Since the beginning of 2014, Danish Norden has seen its market value cut almost in half, a 48 percent drop, corresponding to around USD 972.5 million.
The drastic decline of the Norden share is closely tied to the towering expectations that the carrier - like most of the global dry bulk industry - had for 2014, and Norden seems to be preparing yet another dismal interim report, set to be published on November 12.
Analyst Frode Mørkedal of RS Platou Markets expects a "terrible" quarter in his latest preview and an even worse quarter than previously expected.
For Norden's major dry bulk division, Platou expects an operating deficit (EBITDA) of USD 21 million, compared to USD 6 million in the previous quarter. The 3rd quarter forecast is based on unchanged fleet size, but if Norden has reduced its fleet further the result might be slightly better better.

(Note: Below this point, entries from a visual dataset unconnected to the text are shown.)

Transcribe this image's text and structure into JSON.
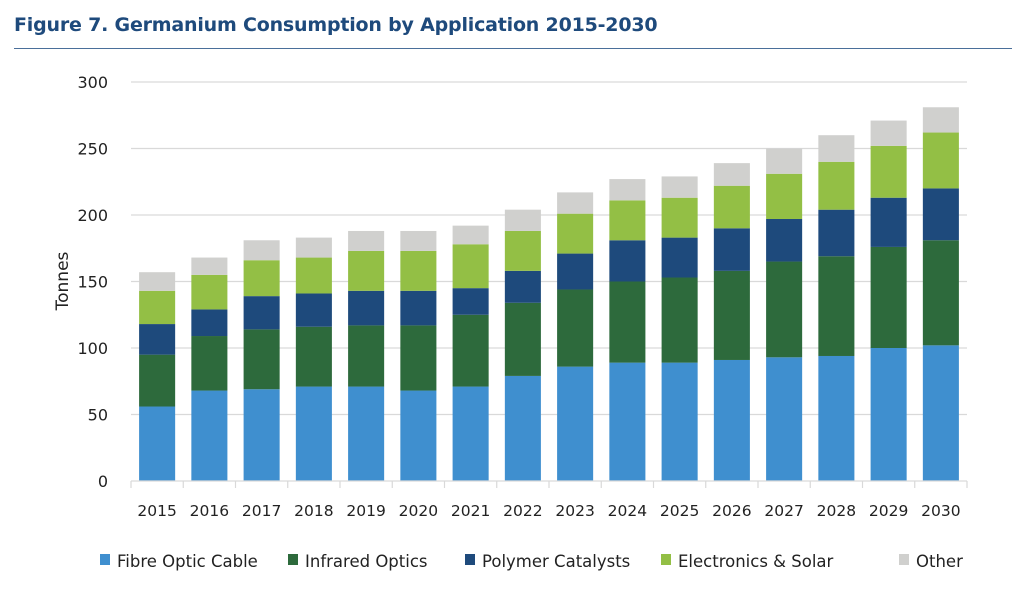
{
  "figure": {
    "title": "Figure 7. Germanium Consumption by Application 2015-2030"
  },
  "chart_data": {
    "type": "bar",
    "stacked": true,
    "title": "Figure 7. Germanium Consumption by Application 2015-2030",
    "xlabel": "",
    "ylabel": "Tonnes",
    "ylim": [
      0,
      300
    ],
    "yticks": [
      "0",
      "50",
      "100",
      "150",
      "200",
      "250",
      "300"
    ],
    "grid": true,
    "legend_position": "bottom",
    "categories": [
      "2015",
      "2016",
      "2017",
      "2018",
      "2019",
      "2020",
      "2021",
      "2022",
      "2023",
      "2024",
      "2025",
      "2026",
      "2027",
      "2028",
      "2029",
      "2030"
    ],
    "series": [
      {
        "name": "Fibre Optic Cable",
        "color": "#3f8fcf",
        "values": [
          56,
          68,
          69,
          71,
          71,
          68,
          71,
          79,
          86,
          89,
          89,
          91,
          93,
          94,
          100,
          102
        ]
      },
      {
        "name": "Infrared Optics",
        "color": "#2d6a3c",
        "values": [
          39,
          41,
          45,
          45,
          46,
          49,
          54,
          55,
          58,
          61,
          64,
          67,
          72,
          75,
          76,
          79
        ]
      },
      {
        "name": "Polymer Catalysts",
        "color": "#1e4a7c",
        "values": [
          23,
          20,
          25,
          25,
          26,
          26,
          20,
          24,
          27,
          31,
          30,
          32,
          32,
          35,
          37,
          39
        ]
      },
      {
        "name": "Electronics & Solar",
        "color": "#93bf45",
        "values": [
          25,
          26,
          27,
          27,
          30,
          30,
          33,
          30,
          30,
          30,
          30,
          32,
          34,
          36,
          39,
          42
        ]
      },
      {
        "name": "Other",
        "color": "#d0d0ce",
        "values": [
          14,
          13,
          15,
          15,
          15,
          15,
          14,
          16,
          16,
          16,
          16,
          17,
          19,
          20,
          19,
          19
        ]
      }
    ]
  }
}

Nevertheless, Norden's result is anticipated to clock in at the lower end, according to Bloomberg's preliminary analyst consensus, which points to a USD 4 million operating deficit for the Norden Group as a whole - a figure that is too optimistic, says Platou.
Platou expects a combined operating deficit (EBITDA) of USD 50 million for Norden in the full-year 2014.
Stock analyst Jesper Christensen of Alm. Brand Markets considers Norden an attractive and reasonably priced share that has been punished severely by the weak international dry bulk market.
"Norden has been through a very poor market in the beginning of the 2nd half of 2014, a period the company entered with very high expectations. I think the share has been punished way too hard. There is still a reasonable underlying demand and a smaller supply of ships going forward. So we still expect the markets to improve, perhaps toward the end of the year and into 2015," Jesper Christensen tells ShippingWatch.
Rates for the large, oceangoing Capesize bulkers have increased recently, but the question is whether this improvement is sufficient to regain some of the lost ground for dry bulk carriers in 2014.
At the beginning of 2014, the stock market's expectations for a dry bulk rebound were so high that the market was willing to pay a premium compared to Norden's internal value.
"We haven't seen anything like this before in the history of Norden. At least not since Norden began publishing its theoretical NAV (Inner value)," says Jesper Christensen.
At Handelsbanken, analyst Dan Togo Jensen does not believe that 2015 will bring many improvements for Norden and the rest of the dry bulk industry:
"Asset values will continue to erode, also in 2015."
New CEO still not announced
The Norden Board of Directors has yet to announce who will replace Carsten Mortensen as CEO of the carrier.
Carsten Mortensen opted to resign in June of this year in order to start work as new Group CEO of BW Group, after heading Norden for 10 years and having spent a total of 17 years with the carrier.
After just six months, Norden - after the first half of the 2014 - was forced to change the strategy the carrier launched at the beginning of the year. The strategy represented a break from many years of caution and focus on securing returns for shareholders in the dry bulk and product tanker carrier. The decision turned out to be ill-suited for the market that surfaced during the first half of the year.
"The poorer than expected markets will not influence Norden’s business model and overall strategy, but based on the market developments in the first half-year, the part of the strategy pertaining to market exposure has been evaluated and adjusted," said the carrier in its 2nd quarter interim report back in August.
A few weeks ago, Norden's two primary shareholders, A/S Motortramp and Rasmussengruppen, terminated their mutual shareholder agreement. The two stakeholders have for many years had a mutual agreement in place stating that neither investor would sell to a third party without first offering the stake to each other.
Analysts subsequently estimated that the fact that the major shareholders will no longer have to consult each other first if they want to divest their Norden shares could raise the question of whether the financially well-equipped dry bulk and tanker carrier could - in the long term - become an acquisition candidate, for instance for private equity funds.